Alex Podolinski, lately a mainstay of Pittsburgh CLO to play the "sexy villain" archetype, doesn't have quite as much inherent comedy in his role as the other three Plaids. As group leader Frankie, he is often tasked with keeping the others in order, but Podolinski finds great deadpan humor in his interactions with the others, particularly a running gag involving Jinx's nosebleeds. Speaking of Jinx, Anthony Marino (a second generation St. Vincent regular) turns in a physical-comedy performance. Flailing his limbs madly to manage props, playing Spanish guitar with wild abandon, dancing a ballet pas de deux or dashing to the footlights in a flash, the diminutive Marino's mix of buffoonery and absolute confidence immediately brings to mind a young Martin Short in his SNL days. And when the four Plaids sing together, the sound they make is no joke: it's pitch-perfect midcentury harmony from Marino's reedy treble to Massetto's booming bass.

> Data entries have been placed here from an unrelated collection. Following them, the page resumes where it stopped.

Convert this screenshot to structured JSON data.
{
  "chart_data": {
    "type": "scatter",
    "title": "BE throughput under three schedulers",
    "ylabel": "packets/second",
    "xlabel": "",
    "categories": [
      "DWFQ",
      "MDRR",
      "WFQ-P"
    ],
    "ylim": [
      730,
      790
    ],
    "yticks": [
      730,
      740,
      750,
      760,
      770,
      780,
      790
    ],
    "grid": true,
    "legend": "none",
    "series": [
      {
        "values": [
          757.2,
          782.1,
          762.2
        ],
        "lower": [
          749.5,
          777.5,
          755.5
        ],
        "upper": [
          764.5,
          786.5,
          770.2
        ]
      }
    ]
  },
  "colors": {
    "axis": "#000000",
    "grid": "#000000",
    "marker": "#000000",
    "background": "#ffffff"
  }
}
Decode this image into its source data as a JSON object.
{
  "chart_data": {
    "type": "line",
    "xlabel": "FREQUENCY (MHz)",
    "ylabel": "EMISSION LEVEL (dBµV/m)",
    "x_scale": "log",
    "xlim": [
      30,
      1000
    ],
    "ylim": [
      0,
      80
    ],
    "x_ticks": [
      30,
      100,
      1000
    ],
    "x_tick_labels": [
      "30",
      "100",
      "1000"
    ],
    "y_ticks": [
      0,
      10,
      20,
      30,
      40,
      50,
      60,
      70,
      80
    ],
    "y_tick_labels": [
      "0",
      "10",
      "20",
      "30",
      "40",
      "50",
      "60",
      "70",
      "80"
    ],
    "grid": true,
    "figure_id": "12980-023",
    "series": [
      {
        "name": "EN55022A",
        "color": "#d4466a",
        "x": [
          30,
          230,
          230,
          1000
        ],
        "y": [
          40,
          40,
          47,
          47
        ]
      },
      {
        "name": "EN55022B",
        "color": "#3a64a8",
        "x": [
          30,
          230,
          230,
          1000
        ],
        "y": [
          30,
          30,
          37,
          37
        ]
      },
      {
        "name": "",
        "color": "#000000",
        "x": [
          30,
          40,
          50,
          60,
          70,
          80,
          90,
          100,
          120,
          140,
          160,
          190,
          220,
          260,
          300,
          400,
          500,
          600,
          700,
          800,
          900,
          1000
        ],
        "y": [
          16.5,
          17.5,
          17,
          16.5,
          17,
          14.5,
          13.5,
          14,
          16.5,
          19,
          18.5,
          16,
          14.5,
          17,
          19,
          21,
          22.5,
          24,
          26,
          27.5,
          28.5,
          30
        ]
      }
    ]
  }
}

I've remarked before that Forever Plaid has been an institution for so long, people now see the show ITSELF as something to be nostalgic for, not just the music it contains. This time, however, I happened to sit a few seats down from two older women, of the generation that watched Ed Sullivan and Lawrence Welk religiously. The two of them had enormous smiles on their faces, and were singing along (quietly, don't worry) with nearly every song in the show, stars in their eyes the whole time. Maybe Plaid isn't as outdated as I once thought it was after all!